MUMBAI: Non-performing assets in the wholesale book is expected to rise from January, as an increasing proportion of the loan book comes out of moratorium. Nearly Rs 70,000 crore worth of advances to infrastructure developers would be out of a stipulated moratorium period in January, according to India Ratings. Some of these exposures may turn delinquent, as cost of funds have risen, and liquidity is tight.

These NBFCs are large lenders to developers. A third of developer loan book of NBFCs was under moratorium where interest payment was happening, but principle payment was to start from January. Delinquencies may increase on these accounts on a case to case basis.

“The principal moratorium is estimated at 50-70% of assets for some non-banks, going as high as 90% in some, as per Crisil.

With the moratorium period of these facilities gradually coming to an end, we expect the asset quality to come under pressure. There has also been an increase in softer delinquencies for nonbanks in the current fiscal reflecting the build-up of stress.

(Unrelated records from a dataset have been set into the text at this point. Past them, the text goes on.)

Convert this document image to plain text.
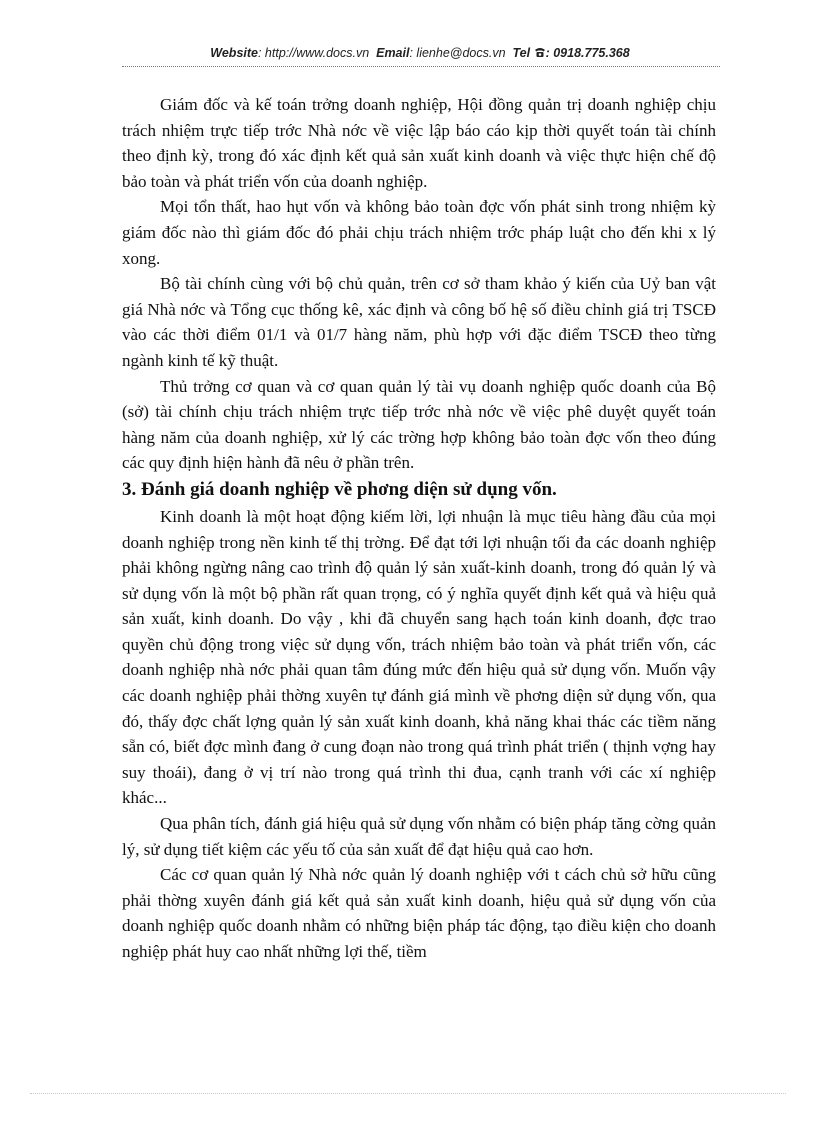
Website: http://www.docs.vn Email: lienhe@docs.vn Tel : 0918.775.368

Giám đốc và kế toán trởng doanh nghiệp, Hội đồng quản trị doanh nghiệp chịu trách nhiệm trực tiếp trớc Nhà nớc về việc lập báo cáo kịp thời quyết toán tài chính theo định kỳ, trong đó xác định kết quả sản xuất kinh doanh và việc thực hiện chế độ bảo toàn và phát triển vốn của doanh nghiệp.

Mọi tổn thất, hao hụt vốn và không bảo toàn đợc vốn phát sinh trong nhiệm kỳ giám đốc nào thì giám đốc đó phải chịu trách nhiệm trớc pháp luật cho đến khi x lý xong.

Bộ tài chính cùng với bộ chủ quản, trên cơ sở tham khảo ý kiến của Uỷ ban vật giá Nhà nớc và Tổng cục thống kê, xác định và công bố hệ số điều chỉnh giá trị TSCĐ vào các thời điểm 01/1 và 01/7 hàng năm, phù hợp với đặc điểm TSCĐ theo từng ngành kinh tế kỹ thuật.

Thủ trởng cơ quan và cơ quan quản lý tài vụ doanh nghiệp quốc doanh của Bộ (sở) tài chính chịu trách nhiệm trực tiếp trớc nhà nớc về việc phê duyệt quyết toán hàng năm của doanh nghiệp, xử lý các trờng hợp không bảo toàn đợc vốn theo đúng các quy định hiện hành đã nêu ở phần trên.

3. Đánh giá doanh nghiệp về phơng diện sử dụng vốn.

Kinh doanh là một hoạt động kiếm lời, lợi nhuận là mục tiêu hàng đầu của mọi doanh nghiệp trong nền kinh tế thị trờng. Để đạt tới lợi nhuận tối đa các doanh nghiệp phải không ngừng nâng cao trình độ quản lý sản xuất-kinh doanh, trong đó quản lý và sử dụng vốn là một bộ phần rất quan trọng, có ý nghĩa quyết định kết quả và hiệu quả sản xuất, kinh doanh. Do vậy , khi đã chuyển sang hạch toán kinh doanh, đợc trao quyền chủ động trong việc sử dụng vốn, trách nhiệm bảo toàn và phát triển vốn, các doanh nghiệp nhà nớc phải quan tâm đúng mức đến hiệu quả sử dụng vốn. Muốn vậy các doanh nghiệp phải thờng xuyên tự đánh giá mình về phơng diện sử dụng vốn, qua đó, thấy đợc chất lợng quản lý sản xuất kinh doanh, khả năng khai thác các tiềm năng sẵn có, biết đợc mình đang ở cung đoạn nào trong quá trình phát triển ( thịnh vợng hay suy thoái), đang ở vị trí nào trong quá trình thi đua, cạnh tranh với các xí nghiệp khác...

Qua phân tích, đánh giá hiệu quả sử dụng vốn nhằm có biện pháp tăng cờng quản lý, sử dụng tiết kiệm các yếu tố của sản xuất để đạt hiệu quả cao hơn.

Các cơ quan quản lý Nhà nớc quản lý doanh nghiệp với t cách chủ sở hữu cũng phải thờng xuyên đánh giá kết quả sản xuất kinh doanh, hiệu quả sử dụng vốn của doanh nghiệp quốc doanh nhằm có những biện pháp tác động, tạo điều kiện cho doanh nghiệp phát huy cao nhất những lợi thế, tiềm
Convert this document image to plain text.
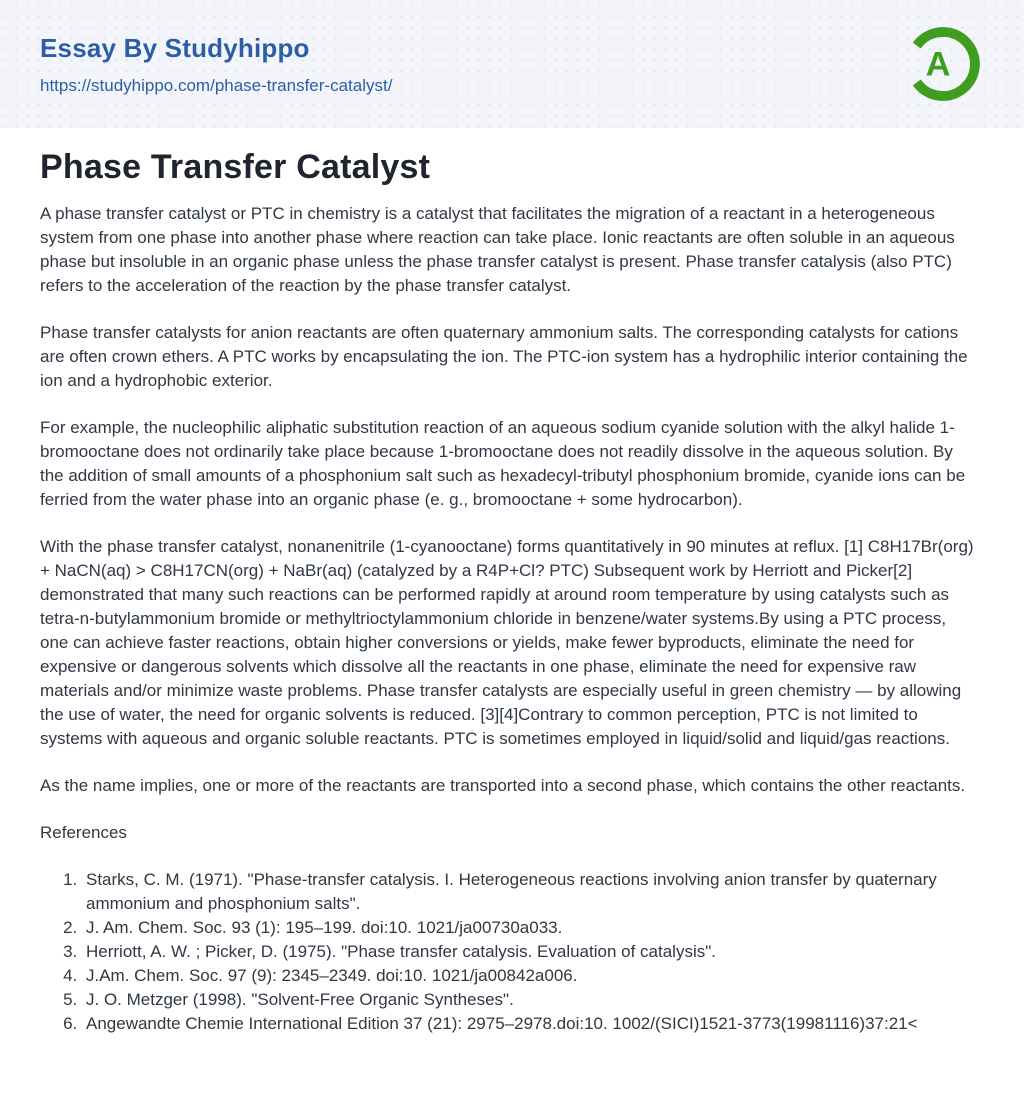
Essay By Studyhippo
https://studyhippo.com/phase-transfer-catalyst/
A
Phase Transfer Catalyst

A phase transfer catalyst or PTC in chemistry is a catalyst that facilitates the migration of a reactant in a heterogeneous system from one phase into another phase where reaction can take place. Ionic reactants are often soluble in an aqueous phase but insoluble in an organic phase unless the phase transfer catalyst is present. Phase transfer catalysis (also PTC) refers to the acceleration of the reaction by the phase transfer catalyst.

Phase transfer catalysts for anion reactants are often quaternary ammonium salts. The corresponding catalysts for cations are often crown ethers. A PTC works by encapsulating the ion. The PTC-ion system has a hydrophilic interior containing the ion and a hydrophobic exterior.

For example, the nucleophilic aliphatic substitution reaction of an aqueous sodium cyanide solution with the alkyl halide 1-bromooctane does not ordinarily take place because 1-bromooctane does not readily dissolve in the aqueous solution. By the addition of small amounts of a phosphonium salt such as hexadecyl-tributyl phosphonium bromide, cyanide ions can be ferried from the water phase into an organic phase (e. g., bromooctane + some hydrocarbon).

With the phase transfer catalyst, nonanenitrile (1-cyanooctane) forms quantitatively in 90 minutes at reflux. [1] C8H17Br(org) + NaCN(aq) > C8H17CN(org) + NaBr(aq) (catalyzed by a R4P+Cl? PTC) Subsequent work by Herriott and Picker[2] demonstrated that many such reactions can be performed rapidly at around room temperature by using catalysts such as tetra-n-butylammonium bromide or methyltrioctylammonium chloride in benzene/water systems.By using a PTC process, one can achieve faster reactions, obtain higher conversions or yields, make fewer byproducts, eliminate the need for expensive or dangerous solvents which dissolve all the reactants in one phase, eliminate the need for expensive raw materials and/or minimize waste problems. Phase transfer catalysts are especially useful in green chemistry — by allowing the use of water, the need for organic solvents is reduced. [3][4]Contrary to common perception, PTC is not limited to systems with aqueous and organic soluble reactants. PTC is sometimes employed in liquid/solid and liquid/gas reactions.

As the name implies, one or more of the reactants are transported into a second phase, which contains the other reactants.

References

1. Starks, C. M. (1971). "Phase-transfer catalysis. I. Heterogeneous reactions involving anion transfer by quaternary ammonium and phosphonium salts".
2. J. Am. Chem. Soc. 93 (1): 195–199. doi:10. 1021/ja00730a033.
3. Herriott, A. W. ; Picker, D. (1975). "Phase transfer catalysis. Evaluation of catalysis".
4. J.Am. Chem. Soc. 97 (9): 2345–2349. doi:10. 1021/ja00842a006.
5. J. O. Metzger (1998). "Solvent-Free Organic Syntheses".
6. Angewandte Chemie International Edition 37 (21): 2975–2978.doi:10. 1002/(SICI)1521-3773(19981116)37:21<
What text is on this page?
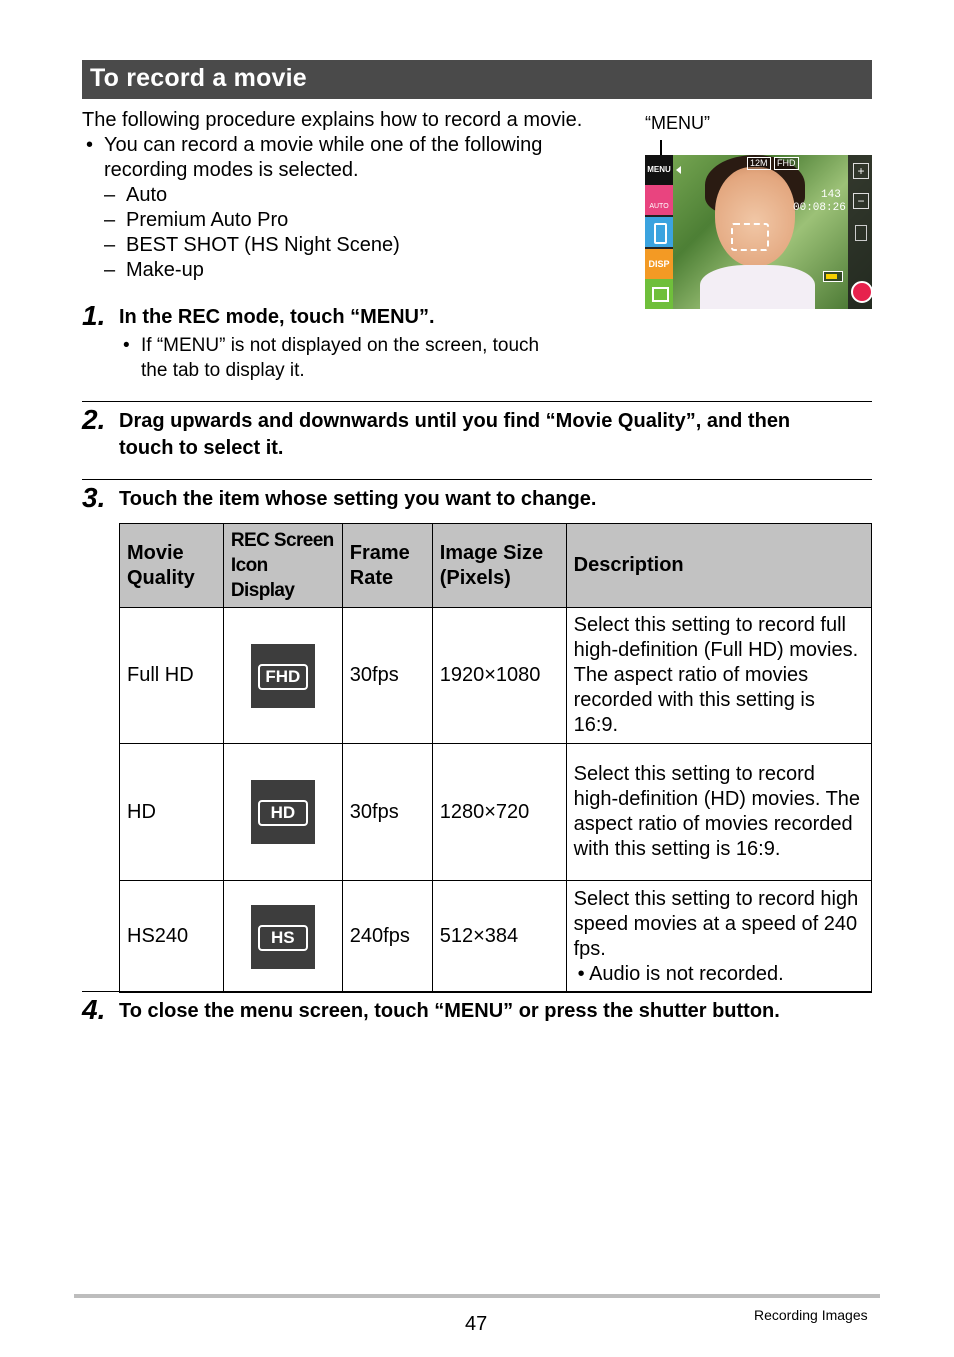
To record a movie
The following procedure explains how to record a movie.
• You can record a movie while one of the following
recording modes is selected.
– Auto
– Premium Auto Pro
– BEST SHOT (HS Night Scene)
– Make-up
“MENU”
MENU
AUTO
DISP
12M	FHD
143
00:08:26
+
−
1. In the REC mode, touch “MENU”.
• If “MENU” is not displayed on the screen, touch
the tab to display it.
2. Drag upwards and downwards until you find “Movie Quality”, and then
touch to select it.
3. Touch the item whose setting you want to change.
Movie Quality	REC Screen Icon Display	Frame Rate	Image Size (Pixels)	Description
Full HD	FHD	30fps	1920×1080	Select this setting to record full high-definition (Full HD) movies. The aspect ratio of movies recorded with this setting is 16:9.
HD	HD	30fps	1280×720	Select this setting to record high-definition (HD) movies. The aspect ratio of movies recorded with this setting is 16:9.
HS240	HS	240fps	512×384	Select this setting to record high speed movies at a speed of 240 fps.
• Audio is not recorded.
4. To close the menu screen, touch “MENU” or press the shutter button.
47	Recording Images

“The share of loans under moratorium in the wholesale or real estate segments of non-banks tends to be high as much as 70% in certain cases given the typical maturity profile of real estate loans,” said Karthik Srinivasan, senior vice-president Icra.

Most lenders are wary of developers because of unsold inventory. While banks have slowed down their exposure to developers, NBFCs have aggressively expanded in this segment. NBFCs saw over 30% increase in loan book till 2017-18.

This, coupled with the high prepayments or exits through refinance or take-out, helped support the asset quality despite the slowdown in the borrower segments. However, banks raised borrowing cost by 150-200 basis points after the IL&FS default.

“For these borrowers liquidity constraints may continue since the developers are saddled with unsold inventory and also since fresh funding has become difficult to come,” said a senior bank official. “NPA is likely to increase only marginally in the fourth quarter as lenders have already classified many of the big accounts as NPA. Cost of funds to the developers has also increased by 150-200 bps.”